Tim Vieira tinha, entretanto, feito uma liquidação parcial do crédito no valor de 50 mil euros, o que aumentou o montante aplicado para 250 mil euros. Mas era preciso fazer um reforço de garantias para que o investimento voltasse a contar com uma “margem” da parte do cliente, já que não poderia ser mantido apenas com o crédito do banco. Esse reforço de garantias, “sugerido” pelo banco, foi de 150 mil euros – e o empresário optou por fazer esse depósito, aceitando o conselho do banco de que seria uma forma de tentar recuperar aquilo que tinha perdido, ou o máximo possível.
“Acedi a estes pedidos [a sugestão feita pelo Abanca de reforço das garantias] com o objetivo de evitar perdas imediatas, sempre com a expectativa de receber, ao final do prazo, a totalidade do capital próprio investido“, diz Tim Vieira.
Questionado pelo Observador, fonte oficial do Abanca começou por dizer que “não comenta publicamente os contratos que mantém com os seus clientes”. Porém, o banco salienta que, “conforme indicado na documentação oficial do produto, gerido pela DWS Group, [este] não é de capital garantido“. “A informação relevante sobre os riscos associados a este fundo de investimento consta na documentação assinada pelos clientes, sendo-lhes entregue no momento da subscrição, de acordo com os requisitos regulamentares aplicáveis e ajustada aos conhecimentos, experiência e perfil de risco dos clientes”, frisa o Abanca.
Além disso, o Abanca “ressalva” que “o instrumento financeiro em questão foi subscrito em 2015 junto do Deutsche Bank AG – Sucursal em Portugal, cujo negócio de ‘Private & Commercial Clients’ foi adquirido pelo Abanca Corporación Bancaria, S.A. a 9 de junho de 2019”.
O seguinte não foi incluído na resposta oficial do Abanca ao Observador, porém, no final de setembro, o banco enviou um email a Tim Vieira onde diz: “O Abanca não está em posição de se pronunciar sobre os contornos que presidiram ao momento da subscrição do fundo em causa”, ou seja, o banco espanhol descarta qualquer responsabilidade pelo misselling que Tim Vieira considera que sofreu neste caso.
Nos anos seguintes, o fundo teve um desempenho mais positivo, o que permitiu a Tim Vieira receber mais cerca de 25 mil euros em juros. O reforço de garantias, de 150 mil euros, Tim Vieira também o recuperou no final do investimento (em agosto de 2024).

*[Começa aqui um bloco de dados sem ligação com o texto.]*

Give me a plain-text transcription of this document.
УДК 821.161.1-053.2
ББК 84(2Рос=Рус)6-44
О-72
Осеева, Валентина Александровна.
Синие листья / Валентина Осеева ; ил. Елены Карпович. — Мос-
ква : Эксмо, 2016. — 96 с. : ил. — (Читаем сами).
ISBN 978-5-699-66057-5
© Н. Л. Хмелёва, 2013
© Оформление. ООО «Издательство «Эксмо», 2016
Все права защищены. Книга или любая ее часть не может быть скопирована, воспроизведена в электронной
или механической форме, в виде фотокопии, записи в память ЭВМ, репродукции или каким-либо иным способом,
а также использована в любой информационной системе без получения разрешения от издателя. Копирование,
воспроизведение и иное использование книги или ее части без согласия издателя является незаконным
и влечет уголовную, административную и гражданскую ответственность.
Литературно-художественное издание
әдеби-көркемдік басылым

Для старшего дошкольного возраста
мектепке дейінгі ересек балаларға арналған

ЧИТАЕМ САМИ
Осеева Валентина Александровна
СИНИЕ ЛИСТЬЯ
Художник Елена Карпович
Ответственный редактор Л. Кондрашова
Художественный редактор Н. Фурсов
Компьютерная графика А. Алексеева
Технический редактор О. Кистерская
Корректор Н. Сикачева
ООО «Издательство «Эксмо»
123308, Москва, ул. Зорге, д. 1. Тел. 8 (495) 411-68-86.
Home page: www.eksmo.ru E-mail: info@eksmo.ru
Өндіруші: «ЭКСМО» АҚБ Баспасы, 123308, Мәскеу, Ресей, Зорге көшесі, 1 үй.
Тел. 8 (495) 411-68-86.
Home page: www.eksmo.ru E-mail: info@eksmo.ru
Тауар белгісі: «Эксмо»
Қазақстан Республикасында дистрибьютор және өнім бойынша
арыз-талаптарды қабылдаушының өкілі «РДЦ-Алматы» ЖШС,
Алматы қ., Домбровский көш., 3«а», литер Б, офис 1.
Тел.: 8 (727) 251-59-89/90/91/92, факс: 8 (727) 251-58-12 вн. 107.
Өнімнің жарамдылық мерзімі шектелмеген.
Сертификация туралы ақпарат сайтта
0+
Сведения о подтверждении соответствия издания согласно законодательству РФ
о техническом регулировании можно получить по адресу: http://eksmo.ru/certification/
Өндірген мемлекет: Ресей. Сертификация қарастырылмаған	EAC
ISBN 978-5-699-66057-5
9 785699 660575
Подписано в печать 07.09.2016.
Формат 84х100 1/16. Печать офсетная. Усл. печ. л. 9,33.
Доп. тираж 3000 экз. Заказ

Mas o empresário garante que não irá desistir de recuperar aqueles 200 mil euros iniciais – que se esfumaram quando o investimento alavancado ficou “debaixo de água”.
“Eu não me importava de não ter lucro, só queria garantir que o capital não se perdia”, diz Tim Vieira, que não culpa o seu gestor de conta (que já não trabalha naquele banco) pelo investimento ruinoso. “O gestor disse-me que sempre percebeu, até [pelos seus superiores] no banco, que o capital era garantido se ficasse até ao fim”, afirma Tim Vieira, frisando que “não foi só aquele gestor que vendeu assim, houve outros que disseram aos clientes que o capital não estava em risco desde que se ficasse até ao final”.
O empresário reconhece que deveria “ter estado mais acordado” para o risco daquele investimento mas argumenta: “As pessoas acreditam nos bancos, depois acreditam no gestor e, depois, quando vem o contrato, não há muita gente que lê tudo. Eles dizem ‘assine aqui’ e a pessoa assina…”.